Caetano estava preso em um quartel no Realengo, em 1969, quando viu pela primeira vez “as tais fotografias” na revista Manchete. O episódio que inspirou a letra da canção Terra é narrado em detalhes pelo compositor no livro Verdade Tropical (1997) e também no documentário Narciso em Férias (2020), de Ricardo Calil e Renato Terra. “Eram as primeiras fotos em que se via o globo inteiro, o que provocava forte emoção, pois confirmava o que só tínhamos chegado a saber por dedução e só víamos em representações abstratas. E eu considerava a ironia da minha situação: preso numa cela mínima, admirava as imagens do planeta inteiro, visto do amplo espaço”, escreveu Caetano.
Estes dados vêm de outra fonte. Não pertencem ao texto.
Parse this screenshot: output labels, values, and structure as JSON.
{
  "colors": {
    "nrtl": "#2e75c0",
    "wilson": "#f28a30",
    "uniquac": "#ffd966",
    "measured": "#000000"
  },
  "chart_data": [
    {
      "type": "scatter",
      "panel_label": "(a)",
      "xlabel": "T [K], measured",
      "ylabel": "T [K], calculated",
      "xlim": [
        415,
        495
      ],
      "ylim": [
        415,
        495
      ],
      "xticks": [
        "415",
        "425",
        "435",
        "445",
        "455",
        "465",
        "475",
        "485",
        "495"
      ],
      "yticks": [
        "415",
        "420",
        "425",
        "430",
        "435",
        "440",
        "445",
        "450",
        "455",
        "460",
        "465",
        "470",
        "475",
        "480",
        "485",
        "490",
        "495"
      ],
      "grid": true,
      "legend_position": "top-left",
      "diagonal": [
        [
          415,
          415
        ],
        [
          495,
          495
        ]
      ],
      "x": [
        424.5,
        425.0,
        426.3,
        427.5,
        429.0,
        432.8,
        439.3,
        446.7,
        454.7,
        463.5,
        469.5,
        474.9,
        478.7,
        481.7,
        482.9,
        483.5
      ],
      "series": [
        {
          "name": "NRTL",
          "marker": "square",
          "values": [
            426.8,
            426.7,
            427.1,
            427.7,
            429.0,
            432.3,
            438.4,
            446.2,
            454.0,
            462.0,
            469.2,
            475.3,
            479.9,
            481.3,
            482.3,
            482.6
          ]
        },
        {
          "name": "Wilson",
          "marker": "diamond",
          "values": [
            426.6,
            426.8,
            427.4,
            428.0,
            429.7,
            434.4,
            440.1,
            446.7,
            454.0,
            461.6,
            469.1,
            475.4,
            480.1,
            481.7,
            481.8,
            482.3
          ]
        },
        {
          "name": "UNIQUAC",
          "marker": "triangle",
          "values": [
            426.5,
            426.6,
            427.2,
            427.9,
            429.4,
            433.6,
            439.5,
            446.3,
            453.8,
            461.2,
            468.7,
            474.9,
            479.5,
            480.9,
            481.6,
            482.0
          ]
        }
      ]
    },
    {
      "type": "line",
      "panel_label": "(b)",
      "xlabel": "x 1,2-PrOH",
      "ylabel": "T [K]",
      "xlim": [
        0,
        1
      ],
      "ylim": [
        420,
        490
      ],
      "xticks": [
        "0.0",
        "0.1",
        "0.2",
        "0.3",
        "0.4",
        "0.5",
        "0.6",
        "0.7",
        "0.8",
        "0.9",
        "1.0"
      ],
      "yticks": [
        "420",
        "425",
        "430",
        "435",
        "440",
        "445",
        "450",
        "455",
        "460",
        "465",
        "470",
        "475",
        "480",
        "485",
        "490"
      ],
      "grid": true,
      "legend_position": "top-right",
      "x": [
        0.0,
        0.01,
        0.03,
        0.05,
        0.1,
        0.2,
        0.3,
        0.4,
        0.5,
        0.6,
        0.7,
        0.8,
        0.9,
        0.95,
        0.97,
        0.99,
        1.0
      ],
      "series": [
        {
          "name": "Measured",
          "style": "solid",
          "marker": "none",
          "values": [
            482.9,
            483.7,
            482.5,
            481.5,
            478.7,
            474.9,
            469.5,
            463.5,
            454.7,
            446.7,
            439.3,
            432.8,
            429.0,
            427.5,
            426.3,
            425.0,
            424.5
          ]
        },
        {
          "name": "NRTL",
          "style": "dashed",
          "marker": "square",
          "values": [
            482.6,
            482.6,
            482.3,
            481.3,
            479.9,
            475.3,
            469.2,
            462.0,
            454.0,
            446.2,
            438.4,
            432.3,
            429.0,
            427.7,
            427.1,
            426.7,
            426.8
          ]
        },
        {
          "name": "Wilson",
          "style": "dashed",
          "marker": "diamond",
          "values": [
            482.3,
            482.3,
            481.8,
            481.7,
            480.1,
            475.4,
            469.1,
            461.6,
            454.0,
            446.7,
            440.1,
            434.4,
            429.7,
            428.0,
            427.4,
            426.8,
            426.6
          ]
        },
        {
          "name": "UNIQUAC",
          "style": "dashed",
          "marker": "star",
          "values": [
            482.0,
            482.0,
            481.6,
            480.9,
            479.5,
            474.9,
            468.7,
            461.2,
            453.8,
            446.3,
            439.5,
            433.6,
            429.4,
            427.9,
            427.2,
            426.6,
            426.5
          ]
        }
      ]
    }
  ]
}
Ao contrário das fotografias da nossa própria casa vista do outro lado da rua (no caso, a órbita da Lua, alcançada pelo histórico voo espacial da Apollo 8 em dezembro de 1968), as imagens captadas pelo telescópio James Webb que começaram a ser divulgadas no início da semana passada pela Nasa dependem das legendas para que a gente consiga entender o que está vendo: aqui um exoplaneta com sinais de vapor de água, ali um quinteto de galáxias abraçadas como quíntuplos na barriga da mãe, acolá um berçário de estrelas cercado de poeira cósmica em forma de montanhas e vales.
Nada nas fotos sugere uma paisagem completamente estranha – talvez porque nós, humanos, estejamos acostumados a buscar padrões de familiaridade em tudo que nos cerca. Quem já admirou uma noite lindamente estrelada não tem dificuldades para imaginar um conjunto de formas e cores como aquelas espalhado pelo espaço ao infinito e além – mesmo sem o auxílio de qualquer tipo de substância química. São as descrições científicas que tiram de órbita o observador comum, para quem a ideia de que a Humanidade descobriu um jeito de escrutinar franjas do Universo localizadas a 4,6 bilhões de anos-luz continua sendo nada menos do que assombrosa. A beleza eletronicamente manipulada das imagens impressiona menos do que a magnitude da conquista que nos tocou acompanhar neste brevíssimo instante cósmico que chamamos de “nossas vidas”.
Como Caetano, apresentado às imagens da Apollo 8 quando o país afundava no buraco negro do AI-5, também não nos escapa a “ironia da situação”. Enquanto o Universo se expande através do conhecimento, boa parte dos errantes navegantes deste pálido planeta azul ainda prefere permanecer trancada na cela mínima do ódio e da escuridão.